Inspired by the historical story of the plague village of Eyam, this contemporary tale of friendship, community, and impossible love weaves the horrors of recent news headlines with the intimate details of how it feels to become an adult—and fall in love—in the midst of tragedy.
Lisa Manterfield is the award-winning author of I’m Taking My Eggs and Going Home: How One Woman Dared to Say No to Motherhood. Her work has appeared in The Saturday Evening Post, Los Angeles Times, and Psychology Today. Originally from northern England, she now lives in Southern California with her husband and over-indulged cat. A Strange Companion is her first novel. Learn more at LisaManterfield.com.
The Smallest Thing is one amazing book to cozy up with and read during those rainy days. I love the development of the story, the events that took place and the growth of the characters. It was such a heartwarming story of how the community connects with each other especially in times of distress. I was so so proud and a little bit annoyed at Emmott’s dad (same way Em felt about him, yeah I know) for he can’t let go that sense of responsibility towards his neighbours even though they’re instructed to lessen human contact so as to lessen the possibility of catching the virus but he still helped his neighborhood and wow I am so proud of the man.

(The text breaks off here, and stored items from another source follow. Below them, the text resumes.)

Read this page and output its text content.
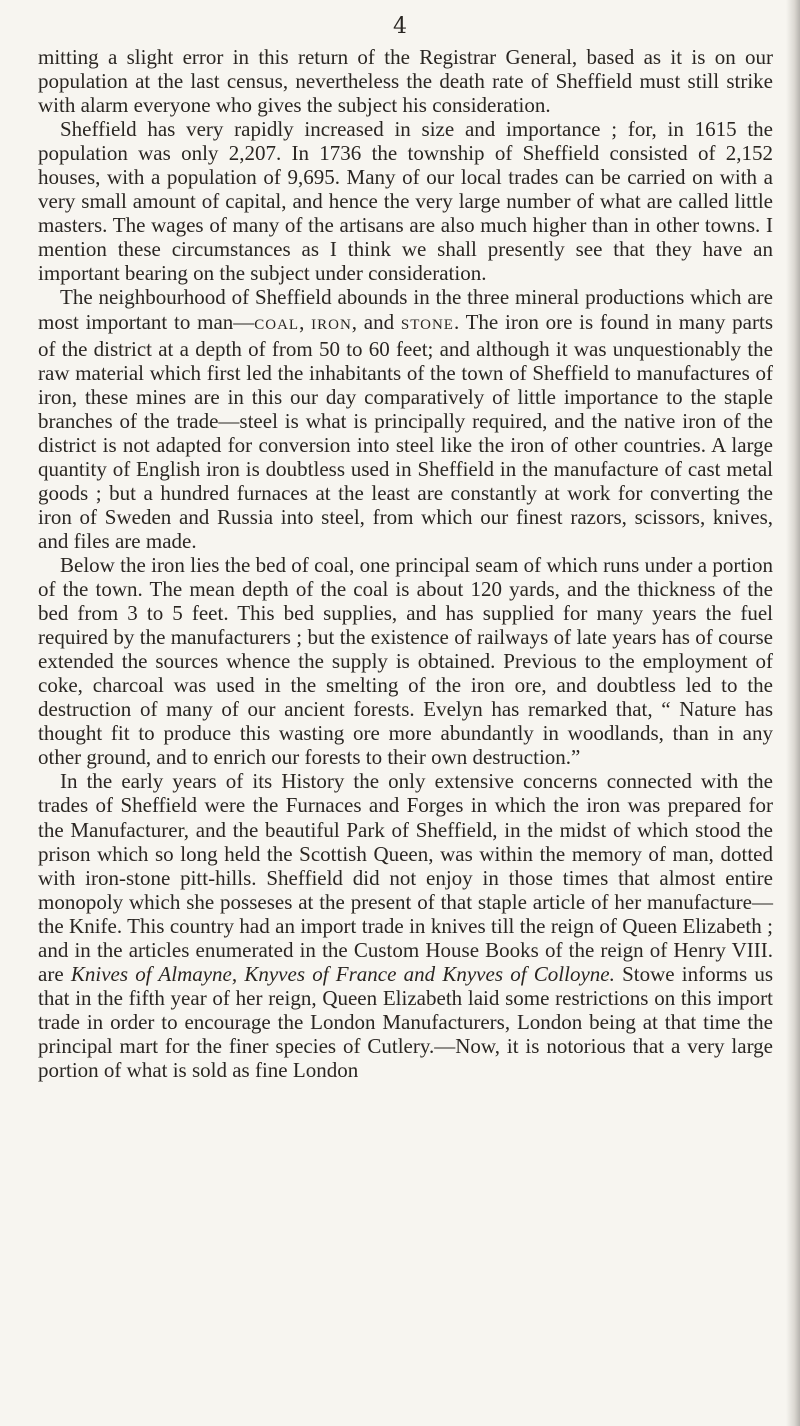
4

mitting a slight error in this return of the Registrar General, based as it is on our population at the last census, nevertheless the death rate of Sheffield must still strike with alarm everyone who gives the subject his consideration.

Sheffield has very rapidly increased in size and importance ; for, in 1615 the population was only 2,207. In 1736 the township of Sheffield consisted of 2,152 houses, with a population of 9,695. Many of our local trades can be carried on with a very small amount of capital, and hence the very large number of what are called little masters. The wages of many of the artisans are also much higher than in other towns. I mention these circumstances as I think we shall presently see that they have an important bearing on the subject under consideration.

The neighbourhood of Sheffield abounds in the three mineral productions which are most important to man—COAL, IRON, and STONE. The iron ore is found in many parts of the district at a depth of from 50 to 60 feet; and although it was unquestionably the raw material which first led the inhabitants of the town of Sheffield to manufactures of iron, these mines are in this our day comparatively of little importance to the staple branches of the trade—steel is what is principally required, and the native iron of the district is not adapted for conversion into steel like the iron of other countries. A large quantity of English iron is doubtless used in Sheffield in the manufacture of cast metal goods ; but a hundred furnaces at the least are constantly at work for converting the iron of Sweden and Russia into steel, from which our finest razors, scissors, knives, and files are made.

Below the iron lies the bed of coal, one principal seam of which runs under a portion of the town. The mean depth of the coal is about 120 yards, and the thickness of the bed from 3 to 5 feet. This bed supplies, and has supplied for many years the fuel required by the manufacturers ; but the existence of railways of late years has of course extended the sources whence the supply is obtained. Previous to the employment of coke, charcoal was used in the smelting of the iron ore, and doubtless led to the destruction of many of our ancient forests. Evelyn has remarked that, “ Nature has thought fit to produce this wasting ore more abundantly in woodlands, than in any other ground, and to enrich our forests to their own destruction.”

In the early years of its History the only extensive concerns connected with the trades of Sheffield were the Furnaces and Forges in which the iron was prepared for the Manufacturer, and the beautiful Park of Sheffield, in the midst of which stood the prison which so long held the Scottish Queen, was within the memory of man, dotted with iron-stone pitt-hills. Sheffield did not enjoy in those times that almost entire monopoly which she posseses at the present of that staple article of her manufacture—the Knife. This country had an import trade in knives till the reign of Queen Elizabeth ; and in the articles enumerated in the Custom House Books of the reign of Henry VIII. are Knives of Almayne, Knyves of France and Knyves of Colloyne. Stowe informs us that in the fifth year of her reign, Queen Elizabeth laid some restrictions on this import trade in order to encourage the London Manufacturers, London being at that time the principal mart for the finer species of Cutlery.—Now, it is notorious that a very large portion of what is sold as fine London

I love Emmott’s character development and that wonderful and heartfelt decision she made at the end. I was constantly nervous while I was reading the book, the thought of Emmott and her dad catching the virus made me oh so anxious. I felt bad for Emmott on what she found out about her Mom but I was so glad on how her relationship with her Dad grew better.
Reading this book is kind of refreshing for it seemed like the romance of Emmott became a secondary focus unlike other YA novels these days for the primary seemed to me as the repairing of relationship with Emmott and her Dad so as the sense of community and helping a neighbour out. I love reading this book and when I read the author’s note regarding the inspiration of the story and it literally raised the hair on my arms. Totally recommended for everyone to read.